= He–Umezu Agreement =

1935 agreement between Japan and China

The He-Umezu Agreement (梅津・何應欽協定, Umezu-Ka Okin Kyōtei) (何梅協定) was a secret agreement between the Republic of China and the Empire of Japan that was concluded on 10 June 1935, two years prior to the outbreak of general hostilities during the Second Sino-Japanese War.
== Background ==
Since 1931, Japan had provoked numerous incidents and on multiple occasions, violated Chinese sovereignty. The Tanggu Truce established a demilitarized zone between Japanese-occupied territories and North China in 1933, but conflict continued unabated by proxy armies in Inner Mongolia. However, with the appointment of Kōki Hirota as Foreign Minister of Japan, the Japanese civilian government attempted to improve Sino-Japanese relations. On 22 January 1935, Japan announced a policy of nonaggression against China. In response, the Chinese government's Wang Jingwei announced a suspension of the Chinese boycott of Japanese goods, and both countries agreed to upgrade relations to the ambassadorial level.

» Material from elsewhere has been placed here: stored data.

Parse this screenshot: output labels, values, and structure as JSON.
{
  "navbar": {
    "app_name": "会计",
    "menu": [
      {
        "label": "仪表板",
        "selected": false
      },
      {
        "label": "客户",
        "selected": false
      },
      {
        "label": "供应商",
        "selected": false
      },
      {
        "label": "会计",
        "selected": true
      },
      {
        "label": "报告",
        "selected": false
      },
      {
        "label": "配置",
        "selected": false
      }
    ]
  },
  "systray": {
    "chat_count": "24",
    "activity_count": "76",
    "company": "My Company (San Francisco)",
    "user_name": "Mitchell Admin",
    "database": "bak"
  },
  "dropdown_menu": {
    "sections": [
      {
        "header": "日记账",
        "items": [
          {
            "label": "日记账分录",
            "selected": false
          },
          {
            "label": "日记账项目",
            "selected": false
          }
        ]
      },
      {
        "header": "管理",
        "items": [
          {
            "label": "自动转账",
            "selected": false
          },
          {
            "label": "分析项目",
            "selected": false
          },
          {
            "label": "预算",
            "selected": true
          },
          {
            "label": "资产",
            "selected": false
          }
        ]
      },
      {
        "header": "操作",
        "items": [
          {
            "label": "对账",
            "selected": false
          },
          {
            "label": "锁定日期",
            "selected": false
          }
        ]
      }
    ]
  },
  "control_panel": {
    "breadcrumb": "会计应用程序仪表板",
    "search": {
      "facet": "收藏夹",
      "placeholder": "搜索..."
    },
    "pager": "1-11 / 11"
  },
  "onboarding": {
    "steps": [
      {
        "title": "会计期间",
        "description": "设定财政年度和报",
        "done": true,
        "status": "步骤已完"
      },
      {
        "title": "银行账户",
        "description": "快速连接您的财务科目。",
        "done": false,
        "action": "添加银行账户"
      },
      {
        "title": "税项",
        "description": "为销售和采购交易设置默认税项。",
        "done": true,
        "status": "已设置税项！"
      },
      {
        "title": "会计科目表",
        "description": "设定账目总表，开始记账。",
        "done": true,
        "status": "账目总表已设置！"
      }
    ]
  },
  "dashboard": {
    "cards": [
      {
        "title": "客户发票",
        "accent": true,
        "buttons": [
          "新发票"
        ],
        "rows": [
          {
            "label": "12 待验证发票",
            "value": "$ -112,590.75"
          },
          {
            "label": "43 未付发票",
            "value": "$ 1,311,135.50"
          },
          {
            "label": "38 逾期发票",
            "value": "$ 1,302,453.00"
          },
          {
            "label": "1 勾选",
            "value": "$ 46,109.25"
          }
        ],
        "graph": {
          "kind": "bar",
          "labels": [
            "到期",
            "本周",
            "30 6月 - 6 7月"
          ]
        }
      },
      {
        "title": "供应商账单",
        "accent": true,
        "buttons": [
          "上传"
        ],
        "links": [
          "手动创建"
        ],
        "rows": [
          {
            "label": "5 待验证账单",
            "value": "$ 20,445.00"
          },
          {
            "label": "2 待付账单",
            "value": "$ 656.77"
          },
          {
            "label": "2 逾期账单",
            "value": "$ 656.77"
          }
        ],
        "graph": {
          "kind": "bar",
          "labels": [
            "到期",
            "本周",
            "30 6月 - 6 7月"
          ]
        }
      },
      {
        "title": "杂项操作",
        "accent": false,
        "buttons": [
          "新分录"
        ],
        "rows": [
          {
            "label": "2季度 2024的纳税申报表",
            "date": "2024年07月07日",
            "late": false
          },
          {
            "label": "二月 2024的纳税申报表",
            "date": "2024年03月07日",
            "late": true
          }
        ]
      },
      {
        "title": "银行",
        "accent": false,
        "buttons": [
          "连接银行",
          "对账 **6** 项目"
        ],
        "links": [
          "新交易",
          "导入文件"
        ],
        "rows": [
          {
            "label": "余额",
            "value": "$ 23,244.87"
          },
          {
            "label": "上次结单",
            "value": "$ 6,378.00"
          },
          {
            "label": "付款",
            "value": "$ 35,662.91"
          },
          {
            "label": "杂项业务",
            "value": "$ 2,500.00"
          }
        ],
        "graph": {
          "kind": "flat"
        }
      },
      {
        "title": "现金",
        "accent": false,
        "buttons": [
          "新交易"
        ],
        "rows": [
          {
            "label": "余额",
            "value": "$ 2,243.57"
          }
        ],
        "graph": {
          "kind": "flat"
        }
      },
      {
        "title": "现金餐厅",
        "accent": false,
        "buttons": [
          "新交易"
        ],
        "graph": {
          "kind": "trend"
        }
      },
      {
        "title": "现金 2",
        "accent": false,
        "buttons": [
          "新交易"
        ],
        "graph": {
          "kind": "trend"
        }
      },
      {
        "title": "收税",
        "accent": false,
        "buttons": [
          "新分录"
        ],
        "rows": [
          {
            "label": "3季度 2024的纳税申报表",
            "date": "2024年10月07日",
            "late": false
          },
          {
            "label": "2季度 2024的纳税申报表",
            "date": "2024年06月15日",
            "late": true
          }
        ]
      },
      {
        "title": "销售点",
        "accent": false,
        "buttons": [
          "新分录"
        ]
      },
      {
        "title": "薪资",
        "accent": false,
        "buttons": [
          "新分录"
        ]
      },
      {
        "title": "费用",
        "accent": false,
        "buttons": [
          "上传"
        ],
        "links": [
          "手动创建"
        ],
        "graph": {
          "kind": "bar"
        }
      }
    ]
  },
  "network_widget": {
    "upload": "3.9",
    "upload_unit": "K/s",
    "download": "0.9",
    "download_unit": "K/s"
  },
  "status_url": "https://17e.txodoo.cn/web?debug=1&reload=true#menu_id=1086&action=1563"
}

However, the improved relations between Japan and China were counter to the aims of the Japanese Kwantung Army for further territorial expansion.

On 29 May 1935, General Takashi Sakai, Chief of Staff of the Japanese China Garrison Army, which was based in Tianjin, acted on the pretext that two pro-Japanese heads of a local news service had been assassinated and raised a formal protest to the Kuomintang General He Yingqin, Acting Chairman of the Peiping National Military Council. The Japanese Army demanded the dismissal of Hebei Provincial Chairman General Yu Xuezhong from his posts and for the Kuomintang to cease all political activities in Hebei, including the cities of Tianjin and Peiping (now Beijing).

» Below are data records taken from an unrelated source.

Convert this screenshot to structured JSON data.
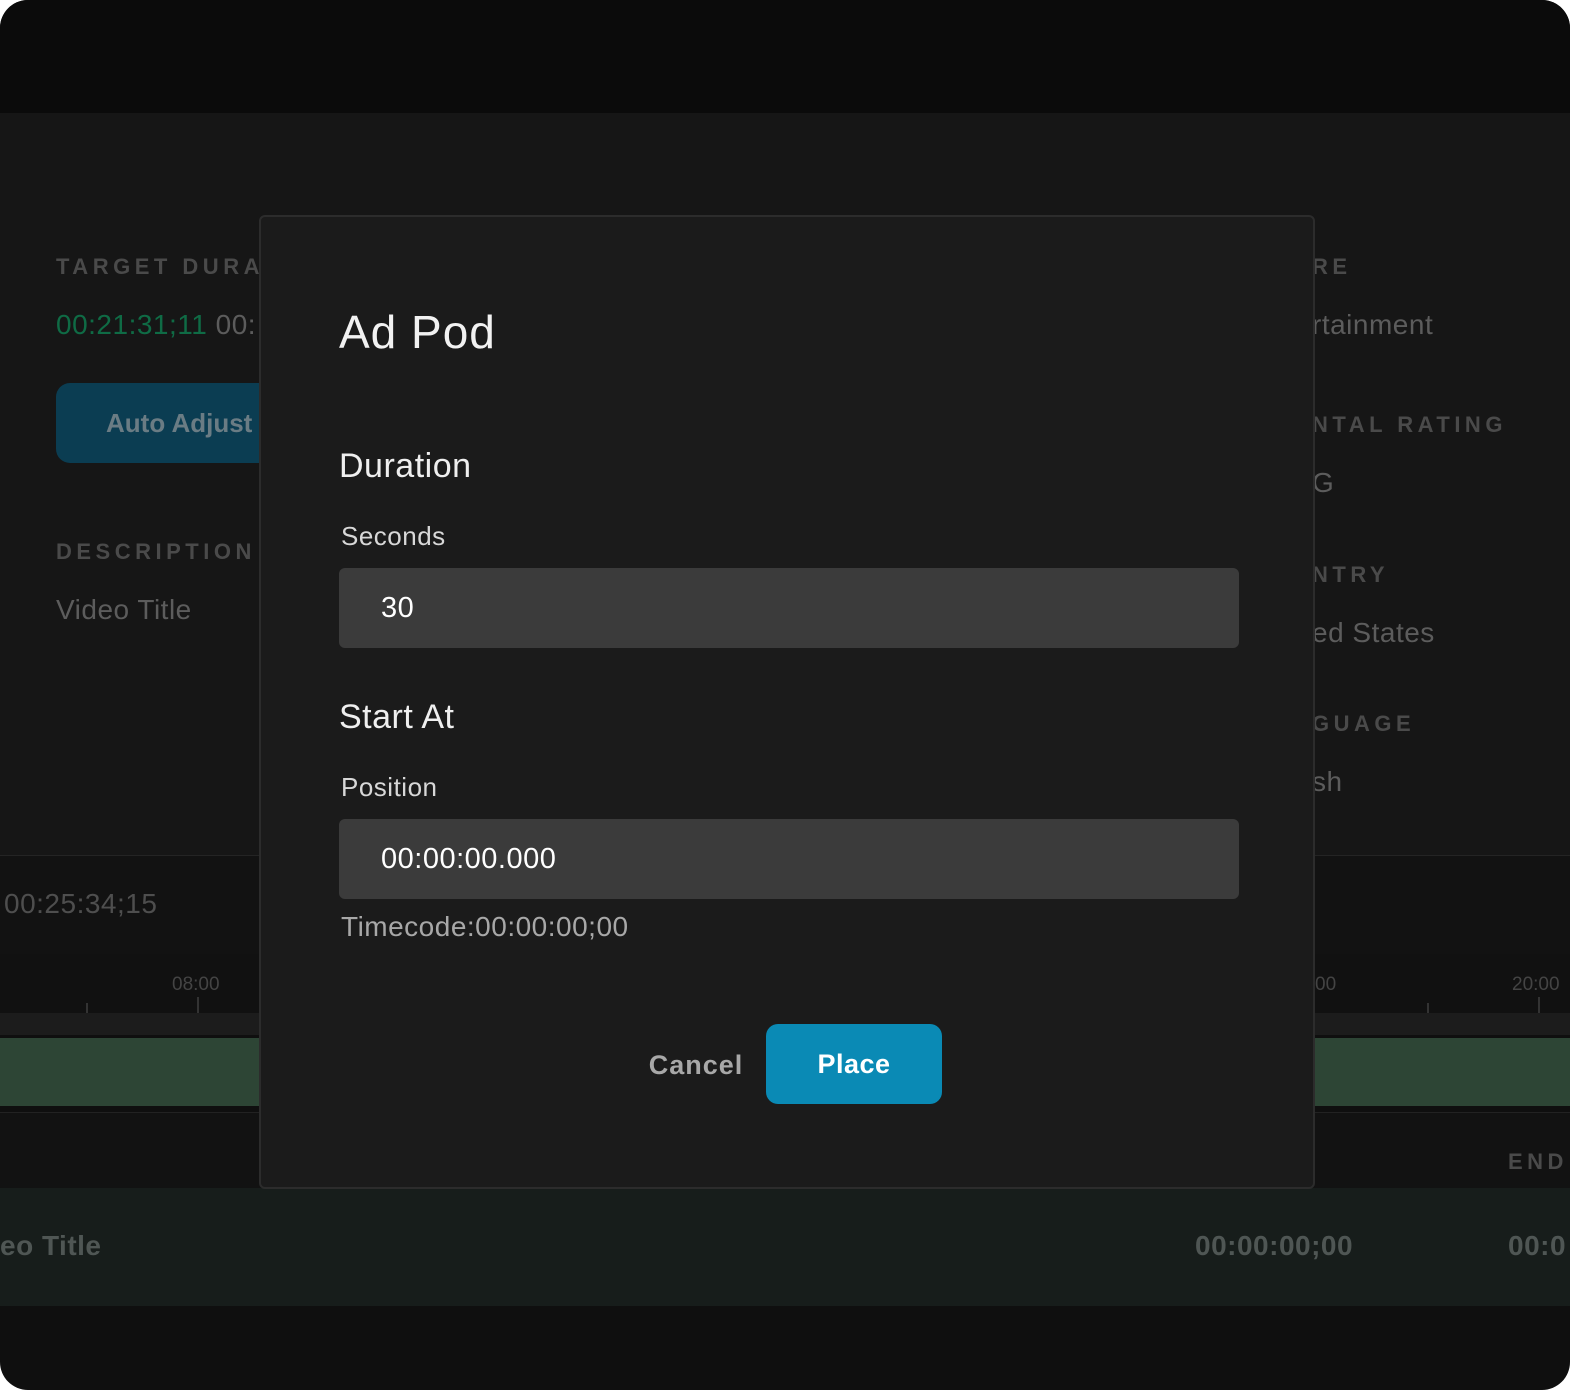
{
  "background": {
    "target_duration_label": "TARGET DURA",
    "target_duration_value": "00:21:31;11",
    "target_duration_value_2": "00:",
    "auto_adjust_label": "Auto Adjust",
    "description_label": "DESCRIPTION",
    "description_value": "Video Title",
    "genre_label": "RE",
    "genre_value": "rtainment",
    "rating_label": "NTAL RATING",
    "rating_value": "G",
    "country_label": "NTRY",
    "country_value": "ed States",
    "language_label": "GUAGE",
    "language_value": "sh",
    "total_timecode": "00:25:34;15",
    "ruler_labels": [
      "08:00",
      "00",
      "20:00"
    ],
    "list_end_header": "END",
    "row_title": "eo Title",
    "row_start": "00:00:00;00",
    "row_end": "00:0"
  },
  "modal": {
    "title": "Ad Pod",
    "duration_heading": "Duration",
    "seconds_label": "Seconds",
    "seconds_value": "30",
    "start_heading": "Start At",
    "position_label": "Position",
    "position_value": "00:00:00.000",
    "timecode_text": "Timecode:00:00:00;00",
    "cancel_label": "Cancel",
    "place_label": "Place"
  },
  "colors": {
    "accent": "#0a8ab5",
    "green_timecode": "#0f6b45",
    "track_green": "#2d4535"
  }
}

On 30 May, Japanese armored forces paraded in front of the Chinese government offices in a show of force. On 4 June, Sakai repeated his demands and threatened drastic action if the demands were not fully accepted. However, on 5 June, additional demands were added:

- The replacement of Tianjin Mayor Chang Ting-ngo and Chief of Police Lee Chun-hsiang and the relief of Commander of the 3rd Military Police Regiment Chiang Hsiao-hsien and Director of the Political Training Department Ts'eng Kwang-ching.
- The withdrawal of the Kuomintang military force from Hebei.
- The disbarment of all anti-Japanese organizations throughout China, especially the Blue Shirts Society
- The dealing with the assassins of the heads of pro-Japanese news services to be apprehended, with compensation to be paid to the victims' families

On 7 June, forward units of the Kwantung Army moved to the front lines at the Great Wall. A verbal ultimatum was issued on 9 June, with a deadline for compliance set of 12 June.

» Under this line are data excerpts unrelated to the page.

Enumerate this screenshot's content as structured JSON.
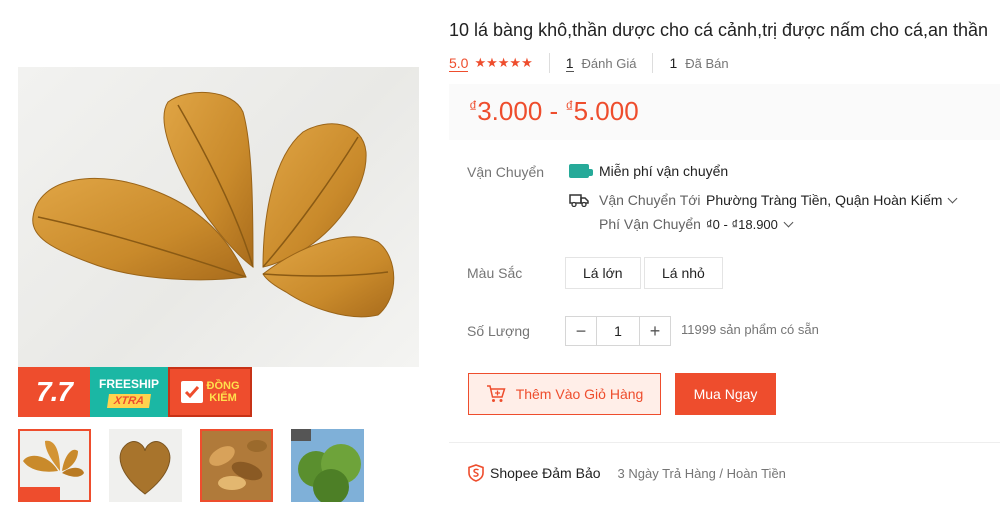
{
  "product": {
    "title": "10 lá bàng khô,thần dược cho cá cảnh,trị được nấm cho cá,an thần",
    "rating": "5.0",
    "stars": "★★★★★",
    "reviews_count": "1",
    "reviews_label": "Đánh Giá",
    "sold_count": "1",
    "sold_label": "Đã Bán"
  },
  "price": {
    "currency": "₫",
    "min": "3.000",
    "separator": " - ",
    "max": "5.000"
  },
  "shipping": {
    "label": "Vận Chuyển",
    "free_text": "Miễn phí vận chuyển",
    "free_icon_text": "Free",
    "to_label": "Vận Chuyển Tới",
    "to_value": "Phường Tràng Tiền, Quận Hoàn Kiếm",
    "fee_label": "Phí Vận Chuyển",
    "fee_value": "₫0 - ₫18.900"
  },
  "color": {
    "label": "Màu Sắc",
    "options": [
      "Lá lớn",
      "Lá nhỏ"
    ]
  },
  "quantity": {
    "label": "Số Lượng",
    "minus": "−",
    "value": "1",
    "plus": "+",
    "stock_text": "11999 sản phẩm có sẵn"
  },
  "actions": {
    "add_to_cart": "Thêm Vào Giỏ Hàng",
    "buy_now": "Mua Ngay"
  },
  "guarantee": {
    "title": "Shopee Đảm Bảo",
    "description": "3 Ngày Trả Hàng / Hoàn Tiền"
  },
  "promo": {
    "badge_77": "7.7",
    "freeship_top": "FREESHIP",
    "freeship_bottom": "XTRA",
    "dongkiem_line1": "ĐỒNG",
    "dongkiem_line2": "KIỂM"
  },
  "colors": {
    "accent": "#ee4d2d",
    "teal": "#26aa99",
    "leaf": "#c98a2b"
  }
}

Not prepared at the time to go to war with Japan since his forces were still tied down in a campaign to exterminate the Chinese Communist Party, Chiang Kai-shek agreed to comply. The agreement was between General Yoshijirō Umezu, who was commander in chief of the Kwantung Army for Japan, and He Yingqin for China.

==Aftermath==
The agreement gave Japan virtual control over the Hebei Province under the aegis of the East Hebei Autonomous Council. Although the agreement had been reached in secret, its details were soon leaked to the press, which caused an upsurge in indignation and anti-Japanese sentiment in China. The truce lasted until 7 July 1937, when the Second Sino-Japanese War started.